My friend also says that my article also seems to reflect my attitude that is more of an anti-attitude, or the apparent absence of a set-in-stone attitude; and maybe that's an appropriate description as well.
Growing up in a generation that offers over 90 flavors of snocone at one shack (true story, bro), it makes sense that I -- and likely many others my age -- have a hard time deciding things, or even remembering what to decide next based on the plethora of variously-flavored snocones I've already experienced.
In my case, noting that when I say snocones I'm really talking about personal spiritual beliefs, until my surprise-really-good flavor I was perfectly content to not have anything and just tough out the heat all by myself.

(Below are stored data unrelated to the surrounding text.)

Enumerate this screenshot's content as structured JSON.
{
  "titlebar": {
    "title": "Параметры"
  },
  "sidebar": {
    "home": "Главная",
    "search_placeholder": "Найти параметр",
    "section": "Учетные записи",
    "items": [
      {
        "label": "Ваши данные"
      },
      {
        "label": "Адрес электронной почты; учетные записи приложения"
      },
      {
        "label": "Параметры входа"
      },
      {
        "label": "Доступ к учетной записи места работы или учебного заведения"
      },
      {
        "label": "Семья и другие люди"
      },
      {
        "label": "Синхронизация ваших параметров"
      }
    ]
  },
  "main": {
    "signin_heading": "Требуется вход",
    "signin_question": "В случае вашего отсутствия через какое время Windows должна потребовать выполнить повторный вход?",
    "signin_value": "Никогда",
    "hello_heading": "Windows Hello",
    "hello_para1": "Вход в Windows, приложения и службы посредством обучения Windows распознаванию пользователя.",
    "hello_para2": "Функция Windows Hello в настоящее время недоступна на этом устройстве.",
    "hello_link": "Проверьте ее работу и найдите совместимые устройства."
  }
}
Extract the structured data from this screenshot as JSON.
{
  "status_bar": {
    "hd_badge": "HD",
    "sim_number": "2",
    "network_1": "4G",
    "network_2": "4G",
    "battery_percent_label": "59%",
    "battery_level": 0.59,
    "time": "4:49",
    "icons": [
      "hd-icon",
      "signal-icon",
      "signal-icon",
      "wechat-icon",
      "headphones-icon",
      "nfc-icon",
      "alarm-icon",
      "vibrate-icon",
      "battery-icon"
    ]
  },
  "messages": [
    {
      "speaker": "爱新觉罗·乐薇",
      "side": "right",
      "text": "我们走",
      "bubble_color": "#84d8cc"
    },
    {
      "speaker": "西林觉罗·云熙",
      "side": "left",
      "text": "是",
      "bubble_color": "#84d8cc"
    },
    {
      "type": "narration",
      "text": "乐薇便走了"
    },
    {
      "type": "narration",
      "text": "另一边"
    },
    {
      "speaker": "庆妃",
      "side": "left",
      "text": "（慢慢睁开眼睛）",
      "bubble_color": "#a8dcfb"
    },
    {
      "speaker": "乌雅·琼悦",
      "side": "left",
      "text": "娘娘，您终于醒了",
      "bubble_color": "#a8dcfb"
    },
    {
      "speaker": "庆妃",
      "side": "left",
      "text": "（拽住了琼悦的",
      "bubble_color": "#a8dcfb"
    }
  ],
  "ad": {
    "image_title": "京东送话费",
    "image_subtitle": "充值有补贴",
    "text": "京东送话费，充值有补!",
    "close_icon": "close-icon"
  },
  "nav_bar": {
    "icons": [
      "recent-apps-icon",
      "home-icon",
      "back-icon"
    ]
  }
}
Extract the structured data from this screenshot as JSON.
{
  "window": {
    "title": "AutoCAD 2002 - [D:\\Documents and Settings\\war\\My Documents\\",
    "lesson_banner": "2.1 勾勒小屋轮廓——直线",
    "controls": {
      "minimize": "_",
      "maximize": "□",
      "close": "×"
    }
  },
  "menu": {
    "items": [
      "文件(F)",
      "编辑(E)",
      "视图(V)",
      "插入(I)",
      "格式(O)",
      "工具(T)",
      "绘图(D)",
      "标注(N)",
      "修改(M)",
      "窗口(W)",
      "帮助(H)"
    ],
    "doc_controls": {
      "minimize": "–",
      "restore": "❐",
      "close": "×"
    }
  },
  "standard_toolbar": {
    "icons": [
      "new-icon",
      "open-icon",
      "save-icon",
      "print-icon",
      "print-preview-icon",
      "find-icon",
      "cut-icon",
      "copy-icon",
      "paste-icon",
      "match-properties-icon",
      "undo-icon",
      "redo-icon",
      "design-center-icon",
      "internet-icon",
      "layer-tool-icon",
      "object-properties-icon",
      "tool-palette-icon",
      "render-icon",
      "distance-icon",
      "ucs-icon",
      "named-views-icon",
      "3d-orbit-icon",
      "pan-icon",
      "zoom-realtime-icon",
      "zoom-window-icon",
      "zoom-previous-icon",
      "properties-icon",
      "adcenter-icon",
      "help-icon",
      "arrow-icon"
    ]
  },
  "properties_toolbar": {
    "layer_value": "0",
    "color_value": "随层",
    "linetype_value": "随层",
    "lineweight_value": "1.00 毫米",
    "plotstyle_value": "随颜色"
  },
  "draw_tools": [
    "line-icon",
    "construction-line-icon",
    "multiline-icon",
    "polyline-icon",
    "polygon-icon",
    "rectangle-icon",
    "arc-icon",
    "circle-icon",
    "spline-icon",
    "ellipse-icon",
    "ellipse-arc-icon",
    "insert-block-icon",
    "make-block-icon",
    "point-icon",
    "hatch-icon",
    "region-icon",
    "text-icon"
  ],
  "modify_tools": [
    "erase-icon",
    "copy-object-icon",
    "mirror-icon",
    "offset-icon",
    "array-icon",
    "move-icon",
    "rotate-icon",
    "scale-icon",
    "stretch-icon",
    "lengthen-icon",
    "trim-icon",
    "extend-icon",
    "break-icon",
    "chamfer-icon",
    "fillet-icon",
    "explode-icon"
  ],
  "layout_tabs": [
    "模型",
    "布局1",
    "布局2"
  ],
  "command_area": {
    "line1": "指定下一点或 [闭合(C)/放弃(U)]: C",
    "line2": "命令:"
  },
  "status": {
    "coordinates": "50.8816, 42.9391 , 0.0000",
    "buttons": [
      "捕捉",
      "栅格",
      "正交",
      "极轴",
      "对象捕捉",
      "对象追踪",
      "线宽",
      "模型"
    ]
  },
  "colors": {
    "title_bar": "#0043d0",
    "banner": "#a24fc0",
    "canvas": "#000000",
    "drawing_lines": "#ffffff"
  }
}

Nowadays, however, going into the dating game I have my favorite flavor. I might not be so sure of my own, or even what to call myself sometimes, but I do know that I like me some Christian boys.
They're not just sweet -- they're sincere, warm, gentle, honest, intentional. Trusting and trustworthy; patient, kind. Faithful. How refreshing in a world that is so often quite the opposite of all these things.
Going back to that first analogy, I'll just go ahead and say that of course, you guessed it, I was physically hungry for that boy. Starving. But what I didn't expect was the mental, emotional, spiritual hunger I felt for the beautiful person who he was.
I not only wanted to be around him, but I wanted to be like him, to learn from him, to grow with him. A fairly outspoken feminist, I actually wanted him to teach and lead me, to submit to him as the Bible instructs wives to submit to their husbands.
Before meeting him, I never would have dreamed of using these words in this way, but afterwards, I can hardly imagine not.
So here's the thing. I've liked some atheist and agnostic boys. I have really liked some spiritual boys. I love those college boys with their head in the clouds, thinking up big ideas and one-hundred-and-one-ways to answer the question "What is the meaning of life?"; I am just like them.
But I love, no, yearn, for a Christian boy.
To be my rock in my swirling sea of ideals and ideas. To be my rod and my staff. For I walk in the valley of the shadow of death, and I'm going to need my light on a hill, some salt of the earth. So, please, God, don't give me a worldly boy, but if You must, please let his heart be rooted in You, so that through him, I can finally be too. Because that's my exact taste in men.